Diese Unternehmen verdienen es, genauer betrachtet zu werden. SAP habe ich hier bereits mit seinen Mitbewerbern verglichen und ein amerikanisches Unternehmen (Oracle) konnte diesen Vergleich für sich gewinnen. Die anderen werde ich in den nächsten Tagen unter die Lupe nehmen und natürlich im Financeblog die Ergebnisse veröffentlichen.
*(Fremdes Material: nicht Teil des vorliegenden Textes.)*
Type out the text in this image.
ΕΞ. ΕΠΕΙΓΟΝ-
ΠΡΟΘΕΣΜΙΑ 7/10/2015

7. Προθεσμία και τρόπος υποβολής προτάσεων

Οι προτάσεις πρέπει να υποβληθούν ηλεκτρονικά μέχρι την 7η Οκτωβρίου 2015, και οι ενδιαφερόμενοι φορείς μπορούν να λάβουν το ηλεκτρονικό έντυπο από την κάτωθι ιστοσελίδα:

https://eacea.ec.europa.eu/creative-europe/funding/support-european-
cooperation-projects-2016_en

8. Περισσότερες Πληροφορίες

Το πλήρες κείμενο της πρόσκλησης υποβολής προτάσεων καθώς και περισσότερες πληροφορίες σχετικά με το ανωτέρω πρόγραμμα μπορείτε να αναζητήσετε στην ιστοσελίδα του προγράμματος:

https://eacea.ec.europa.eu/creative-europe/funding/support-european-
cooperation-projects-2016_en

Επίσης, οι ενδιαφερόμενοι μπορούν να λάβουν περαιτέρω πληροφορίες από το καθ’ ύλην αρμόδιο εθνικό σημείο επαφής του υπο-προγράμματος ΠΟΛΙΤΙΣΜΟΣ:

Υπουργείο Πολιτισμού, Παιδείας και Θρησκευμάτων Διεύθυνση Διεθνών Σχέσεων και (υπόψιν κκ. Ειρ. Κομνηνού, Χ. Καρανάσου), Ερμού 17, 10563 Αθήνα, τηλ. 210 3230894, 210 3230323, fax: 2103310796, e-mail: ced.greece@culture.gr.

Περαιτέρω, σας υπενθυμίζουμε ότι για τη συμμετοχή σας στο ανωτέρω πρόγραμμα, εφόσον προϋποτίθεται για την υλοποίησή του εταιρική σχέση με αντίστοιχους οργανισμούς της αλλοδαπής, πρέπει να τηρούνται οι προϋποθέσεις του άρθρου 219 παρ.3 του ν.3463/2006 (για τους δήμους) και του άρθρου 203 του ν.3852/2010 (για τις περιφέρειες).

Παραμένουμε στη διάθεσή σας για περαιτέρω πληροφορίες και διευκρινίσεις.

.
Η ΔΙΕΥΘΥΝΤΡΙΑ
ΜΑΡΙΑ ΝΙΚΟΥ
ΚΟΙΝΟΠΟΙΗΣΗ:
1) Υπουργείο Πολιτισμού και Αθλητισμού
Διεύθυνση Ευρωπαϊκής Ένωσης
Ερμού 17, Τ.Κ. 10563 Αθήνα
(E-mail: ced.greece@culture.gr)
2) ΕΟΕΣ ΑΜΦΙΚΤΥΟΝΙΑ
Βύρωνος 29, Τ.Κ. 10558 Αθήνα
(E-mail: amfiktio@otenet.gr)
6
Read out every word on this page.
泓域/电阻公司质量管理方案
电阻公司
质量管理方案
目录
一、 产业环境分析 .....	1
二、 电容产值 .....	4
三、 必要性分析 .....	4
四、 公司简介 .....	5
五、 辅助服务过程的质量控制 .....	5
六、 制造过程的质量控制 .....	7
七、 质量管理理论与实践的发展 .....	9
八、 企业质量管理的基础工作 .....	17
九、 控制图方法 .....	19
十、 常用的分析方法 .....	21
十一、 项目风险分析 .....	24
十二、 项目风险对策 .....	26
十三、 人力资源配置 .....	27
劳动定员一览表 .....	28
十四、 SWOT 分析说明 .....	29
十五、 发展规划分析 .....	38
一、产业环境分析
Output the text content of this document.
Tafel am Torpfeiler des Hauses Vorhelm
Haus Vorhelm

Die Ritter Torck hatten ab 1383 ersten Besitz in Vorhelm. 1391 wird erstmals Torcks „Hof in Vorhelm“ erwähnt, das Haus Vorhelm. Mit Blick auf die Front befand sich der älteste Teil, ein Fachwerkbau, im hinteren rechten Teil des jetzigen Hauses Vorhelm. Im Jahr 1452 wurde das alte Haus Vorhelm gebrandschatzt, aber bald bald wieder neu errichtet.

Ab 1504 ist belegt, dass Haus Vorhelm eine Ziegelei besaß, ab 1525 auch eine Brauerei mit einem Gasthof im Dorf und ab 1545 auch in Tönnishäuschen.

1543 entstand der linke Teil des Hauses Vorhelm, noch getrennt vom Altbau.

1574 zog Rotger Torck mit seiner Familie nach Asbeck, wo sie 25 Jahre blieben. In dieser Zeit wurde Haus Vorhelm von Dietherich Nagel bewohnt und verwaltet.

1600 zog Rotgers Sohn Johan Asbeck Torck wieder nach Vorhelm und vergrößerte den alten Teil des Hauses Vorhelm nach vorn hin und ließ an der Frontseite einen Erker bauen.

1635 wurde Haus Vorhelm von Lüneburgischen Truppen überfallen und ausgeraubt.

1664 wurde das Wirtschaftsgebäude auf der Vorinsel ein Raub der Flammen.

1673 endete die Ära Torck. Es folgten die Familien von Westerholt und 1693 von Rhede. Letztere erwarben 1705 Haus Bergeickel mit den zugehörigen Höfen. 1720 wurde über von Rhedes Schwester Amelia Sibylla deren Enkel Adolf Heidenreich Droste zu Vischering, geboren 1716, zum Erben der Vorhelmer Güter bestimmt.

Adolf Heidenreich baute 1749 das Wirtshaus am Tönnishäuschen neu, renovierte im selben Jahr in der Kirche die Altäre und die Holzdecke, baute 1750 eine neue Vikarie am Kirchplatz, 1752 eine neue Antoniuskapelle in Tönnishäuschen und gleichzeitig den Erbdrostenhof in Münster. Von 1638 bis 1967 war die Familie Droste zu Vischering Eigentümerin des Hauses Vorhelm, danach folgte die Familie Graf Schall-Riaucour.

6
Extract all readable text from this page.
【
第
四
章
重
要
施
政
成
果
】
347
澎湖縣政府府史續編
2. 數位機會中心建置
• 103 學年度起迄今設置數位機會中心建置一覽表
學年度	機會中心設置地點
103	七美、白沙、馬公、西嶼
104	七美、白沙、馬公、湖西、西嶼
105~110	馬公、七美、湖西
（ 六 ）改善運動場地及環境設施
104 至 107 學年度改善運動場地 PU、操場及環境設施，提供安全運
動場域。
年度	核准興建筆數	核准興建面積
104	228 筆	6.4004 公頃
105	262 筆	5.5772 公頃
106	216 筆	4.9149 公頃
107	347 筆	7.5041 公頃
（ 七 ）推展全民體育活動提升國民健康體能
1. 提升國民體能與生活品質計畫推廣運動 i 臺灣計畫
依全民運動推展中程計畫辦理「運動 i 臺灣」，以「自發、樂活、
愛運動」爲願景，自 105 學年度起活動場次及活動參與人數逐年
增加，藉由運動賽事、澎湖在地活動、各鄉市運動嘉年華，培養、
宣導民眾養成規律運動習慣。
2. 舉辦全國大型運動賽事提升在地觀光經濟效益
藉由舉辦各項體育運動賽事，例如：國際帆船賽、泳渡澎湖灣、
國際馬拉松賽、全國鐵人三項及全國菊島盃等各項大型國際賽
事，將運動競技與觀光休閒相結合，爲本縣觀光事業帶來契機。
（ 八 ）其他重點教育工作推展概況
Europa im internationalen Vergleich: Der Chart der letzten Jahre:

Europäische Aktienindices im Vergleich zu anderen seit 2007
Europäische Aktienindices im Vergleich zu anderen seit 2007

Am Chart ist deutlich zu sehen, dass Europa seit 2007 hinter den übrigen Märkten herhinkt. Die einzige Ausnahme ist der deutsche DAX. Hätte man Anfang 2007 in den Stoxx Europe 600, den Eurostoxx 50 oder gar den EU Enlarged 15 investiert – man hätte bis heute fast keine Erträge.
In der selben Zeit hätte der DAX und der S&P 500 mehr als 50% gebracht.
Der chinesische Index Shanghai Composite 300 hat die interessanteste Entwicklung hinter sich: Ein kometenhafter Anstieg, fast eine Verdreifachung innnerhalb eines Jahres im Laufe von 2007 und danach der Absturz. Zwischen 2007 und heute kann er es dennoch mit S&P 500 und DAX aufnehmen – danke einer gewaltigen Erholung im Jahr 2014.
Den chinesischen Aktien werde ich hier in meinem Blog also auch bald einen Artikel widmen.